The screenshot is at iPhone 6+ size, but once this goes off the the client the actual sound clip names will be longer and more varied. I need the bottom box to line up. This is my HTML
The whole area must be clickable. At this point what I need to figure out is how to get the boxes at the bottom to be the same height on a given row, with text vertically centered, regardless of how many lines the largest box has. Everything I tried last night wouldn’t work - I could get the container to be the same height, but never the children.
To add the challenge, unless the html is changed there are no more :before / :after psuedo elements available - they are occupied making those tiny yellow corner marks in the design. They are absolutely positioned, and as a result the li, a and span tags are all set position: relative so they will go to their correct locations.
I’d probably do display:table-cell for this. Easily get equal heights and if you apply it to the anchors, the entire box will be clickable. From there, vertical alignment is simple. Any particular reason you are using flex?
Either way, we can’t do anything without a codepen/jsfiddle/site. Or a minimum, the CSS.
The exact number of cells is not known, and the number of cells per row changes by device width, rendering table layout impossible.

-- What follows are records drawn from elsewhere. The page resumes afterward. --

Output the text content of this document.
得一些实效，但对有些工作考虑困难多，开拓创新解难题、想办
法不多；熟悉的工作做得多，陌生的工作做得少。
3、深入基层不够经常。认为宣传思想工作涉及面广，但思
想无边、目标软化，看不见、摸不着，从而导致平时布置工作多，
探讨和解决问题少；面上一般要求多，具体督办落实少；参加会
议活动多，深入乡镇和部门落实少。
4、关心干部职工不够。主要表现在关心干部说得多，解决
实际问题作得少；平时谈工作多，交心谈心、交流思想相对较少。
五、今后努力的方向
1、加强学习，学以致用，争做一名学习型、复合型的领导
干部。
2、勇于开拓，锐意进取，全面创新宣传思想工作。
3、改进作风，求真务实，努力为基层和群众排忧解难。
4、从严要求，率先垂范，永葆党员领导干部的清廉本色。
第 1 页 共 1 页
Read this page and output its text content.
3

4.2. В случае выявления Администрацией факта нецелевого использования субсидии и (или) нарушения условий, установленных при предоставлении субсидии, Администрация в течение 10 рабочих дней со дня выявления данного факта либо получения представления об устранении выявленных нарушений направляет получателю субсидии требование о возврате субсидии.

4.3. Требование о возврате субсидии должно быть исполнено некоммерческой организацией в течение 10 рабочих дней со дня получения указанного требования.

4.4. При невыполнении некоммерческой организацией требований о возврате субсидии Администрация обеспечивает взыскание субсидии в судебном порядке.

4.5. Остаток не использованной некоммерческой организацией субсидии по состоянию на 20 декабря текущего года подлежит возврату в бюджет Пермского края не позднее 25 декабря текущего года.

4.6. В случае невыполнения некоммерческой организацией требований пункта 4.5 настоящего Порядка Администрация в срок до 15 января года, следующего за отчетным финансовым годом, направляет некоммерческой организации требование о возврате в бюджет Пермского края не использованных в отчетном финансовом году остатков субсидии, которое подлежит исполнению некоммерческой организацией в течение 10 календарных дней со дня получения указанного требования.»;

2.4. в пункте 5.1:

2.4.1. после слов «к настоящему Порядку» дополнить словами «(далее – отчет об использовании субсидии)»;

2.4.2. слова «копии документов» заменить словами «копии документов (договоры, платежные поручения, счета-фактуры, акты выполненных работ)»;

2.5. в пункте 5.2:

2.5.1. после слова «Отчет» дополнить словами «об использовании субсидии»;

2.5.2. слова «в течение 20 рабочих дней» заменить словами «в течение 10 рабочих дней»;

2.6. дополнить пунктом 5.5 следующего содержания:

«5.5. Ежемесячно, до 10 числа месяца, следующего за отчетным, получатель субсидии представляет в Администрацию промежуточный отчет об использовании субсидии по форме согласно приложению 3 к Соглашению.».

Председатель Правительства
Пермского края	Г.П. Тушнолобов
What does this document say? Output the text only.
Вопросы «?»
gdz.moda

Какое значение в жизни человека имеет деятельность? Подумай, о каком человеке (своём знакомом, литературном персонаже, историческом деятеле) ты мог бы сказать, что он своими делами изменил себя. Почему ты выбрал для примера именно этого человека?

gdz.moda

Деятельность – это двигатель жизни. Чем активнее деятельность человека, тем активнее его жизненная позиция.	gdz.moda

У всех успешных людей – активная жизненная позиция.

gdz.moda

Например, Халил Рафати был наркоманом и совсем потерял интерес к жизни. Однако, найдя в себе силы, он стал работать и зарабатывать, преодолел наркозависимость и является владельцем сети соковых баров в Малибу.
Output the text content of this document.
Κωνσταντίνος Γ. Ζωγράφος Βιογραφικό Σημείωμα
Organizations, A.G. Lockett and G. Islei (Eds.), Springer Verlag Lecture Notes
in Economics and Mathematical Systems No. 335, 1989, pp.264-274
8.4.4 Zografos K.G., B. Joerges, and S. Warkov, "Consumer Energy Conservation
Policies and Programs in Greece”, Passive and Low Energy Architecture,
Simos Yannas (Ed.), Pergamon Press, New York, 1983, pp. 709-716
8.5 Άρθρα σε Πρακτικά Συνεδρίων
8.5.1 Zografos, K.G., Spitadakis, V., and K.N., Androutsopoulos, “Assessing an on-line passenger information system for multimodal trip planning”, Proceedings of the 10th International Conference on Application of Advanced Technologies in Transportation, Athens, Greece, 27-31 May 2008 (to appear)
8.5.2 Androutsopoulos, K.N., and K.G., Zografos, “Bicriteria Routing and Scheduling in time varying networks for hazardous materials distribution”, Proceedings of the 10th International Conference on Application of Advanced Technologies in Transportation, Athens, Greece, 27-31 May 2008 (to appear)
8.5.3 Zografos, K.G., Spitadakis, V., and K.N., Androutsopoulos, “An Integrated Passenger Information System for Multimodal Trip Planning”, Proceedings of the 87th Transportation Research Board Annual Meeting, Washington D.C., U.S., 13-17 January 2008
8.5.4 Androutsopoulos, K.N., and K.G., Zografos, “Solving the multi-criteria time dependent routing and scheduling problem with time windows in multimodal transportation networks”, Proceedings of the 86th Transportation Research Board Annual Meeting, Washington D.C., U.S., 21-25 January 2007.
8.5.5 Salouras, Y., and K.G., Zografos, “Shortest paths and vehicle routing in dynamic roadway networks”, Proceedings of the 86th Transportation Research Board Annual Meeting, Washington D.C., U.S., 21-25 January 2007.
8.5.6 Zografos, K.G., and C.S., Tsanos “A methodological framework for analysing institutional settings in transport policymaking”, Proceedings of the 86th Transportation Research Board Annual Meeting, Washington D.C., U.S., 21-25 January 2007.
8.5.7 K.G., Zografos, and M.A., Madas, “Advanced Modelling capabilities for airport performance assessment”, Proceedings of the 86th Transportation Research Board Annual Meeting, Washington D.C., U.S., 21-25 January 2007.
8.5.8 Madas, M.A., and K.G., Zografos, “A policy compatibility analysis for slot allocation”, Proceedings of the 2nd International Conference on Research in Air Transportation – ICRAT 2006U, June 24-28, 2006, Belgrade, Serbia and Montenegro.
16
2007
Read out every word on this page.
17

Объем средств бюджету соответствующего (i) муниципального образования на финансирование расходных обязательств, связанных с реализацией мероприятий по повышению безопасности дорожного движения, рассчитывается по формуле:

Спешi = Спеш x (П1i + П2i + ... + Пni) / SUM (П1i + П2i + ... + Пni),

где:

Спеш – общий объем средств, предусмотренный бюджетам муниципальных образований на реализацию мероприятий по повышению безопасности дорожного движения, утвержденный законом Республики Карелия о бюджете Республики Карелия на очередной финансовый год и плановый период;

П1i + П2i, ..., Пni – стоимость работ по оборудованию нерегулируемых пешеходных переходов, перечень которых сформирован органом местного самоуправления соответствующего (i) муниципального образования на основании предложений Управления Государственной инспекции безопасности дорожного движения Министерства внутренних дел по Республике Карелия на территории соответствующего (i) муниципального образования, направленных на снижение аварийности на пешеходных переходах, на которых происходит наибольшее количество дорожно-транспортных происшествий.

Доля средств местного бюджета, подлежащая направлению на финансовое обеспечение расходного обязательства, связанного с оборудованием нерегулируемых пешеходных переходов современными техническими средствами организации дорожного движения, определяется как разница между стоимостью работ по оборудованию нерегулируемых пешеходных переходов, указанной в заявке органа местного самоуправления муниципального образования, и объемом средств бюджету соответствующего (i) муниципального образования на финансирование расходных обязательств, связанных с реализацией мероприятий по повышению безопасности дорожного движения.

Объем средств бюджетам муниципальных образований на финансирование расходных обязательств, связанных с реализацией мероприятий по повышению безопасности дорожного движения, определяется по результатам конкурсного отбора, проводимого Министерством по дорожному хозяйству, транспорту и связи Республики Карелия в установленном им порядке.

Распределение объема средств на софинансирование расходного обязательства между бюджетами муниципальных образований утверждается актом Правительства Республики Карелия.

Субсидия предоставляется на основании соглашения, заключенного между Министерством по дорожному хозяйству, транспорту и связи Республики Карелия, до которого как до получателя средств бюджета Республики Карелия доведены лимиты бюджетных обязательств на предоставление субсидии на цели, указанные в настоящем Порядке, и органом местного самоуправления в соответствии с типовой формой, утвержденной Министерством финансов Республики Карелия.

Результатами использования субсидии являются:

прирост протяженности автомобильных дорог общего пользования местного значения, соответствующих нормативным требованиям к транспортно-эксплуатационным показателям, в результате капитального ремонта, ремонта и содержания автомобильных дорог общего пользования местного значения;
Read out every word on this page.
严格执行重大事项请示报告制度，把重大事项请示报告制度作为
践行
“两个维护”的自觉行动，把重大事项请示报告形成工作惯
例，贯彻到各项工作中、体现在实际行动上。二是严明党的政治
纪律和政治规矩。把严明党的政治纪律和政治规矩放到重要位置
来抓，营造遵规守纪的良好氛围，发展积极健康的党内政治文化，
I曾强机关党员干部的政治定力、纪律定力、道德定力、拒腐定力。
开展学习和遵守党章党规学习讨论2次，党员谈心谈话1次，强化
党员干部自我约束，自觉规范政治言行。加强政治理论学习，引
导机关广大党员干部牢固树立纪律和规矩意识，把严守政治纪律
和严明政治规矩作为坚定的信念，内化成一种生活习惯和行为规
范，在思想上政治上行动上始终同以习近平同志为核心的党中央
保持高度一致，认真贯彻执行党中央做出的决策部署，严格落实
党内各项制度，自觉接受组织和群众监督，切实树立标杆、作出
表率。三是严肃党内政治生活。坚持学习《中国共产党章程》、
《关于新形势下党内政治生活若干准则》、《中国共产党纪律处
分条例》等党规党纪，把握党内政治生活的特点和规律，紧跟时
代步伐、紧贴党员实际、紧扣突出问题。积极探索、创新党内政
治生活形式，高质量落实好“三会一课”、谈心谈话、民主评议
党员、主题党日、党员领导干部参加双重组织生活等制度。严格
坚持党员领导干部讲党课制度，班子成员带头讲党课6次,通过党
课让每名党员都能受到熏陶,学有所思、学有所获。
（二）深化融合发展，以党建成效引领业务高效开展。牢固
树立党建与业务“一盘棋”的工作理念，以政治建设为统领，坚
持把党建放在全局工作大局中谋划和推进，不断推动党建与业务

I can compose a jsfiddle, but it will take awhile. I have other projects of higher priority today, and the surrounding page has a lot of “noise” that I need to strip to get down to the problem at hand.
Flexbox is about the only way to do this automatically when you need rows that wrap and still stay the same size compared to the other items in the row.
I did mess about with this a couple of years ago but only go but it only really worked in Firefox and was to convoluted to use for real.
The only other option is to arbitrarily give a min-height to all the boxes and hope it fits most cases…
What was up there didn’t work but it did point me in the correct direction to reach something that did work - mostly. So for that I am very, very thankful.
What still isn’t working is Firefox - the design I arrived at breaks in Firefox’s implementation of Flex. I can’t reveal the site until it launches which will be in a few days, and it’s going to launch with flex only on the browsers that understand the -webkit prefix. At that time I’ll provide a URI to the page along with a local stylesheet to reactivate flex on Firefox (basically just pull all the webkit prefixes) and see if anyone else can figure out what’s going wrong.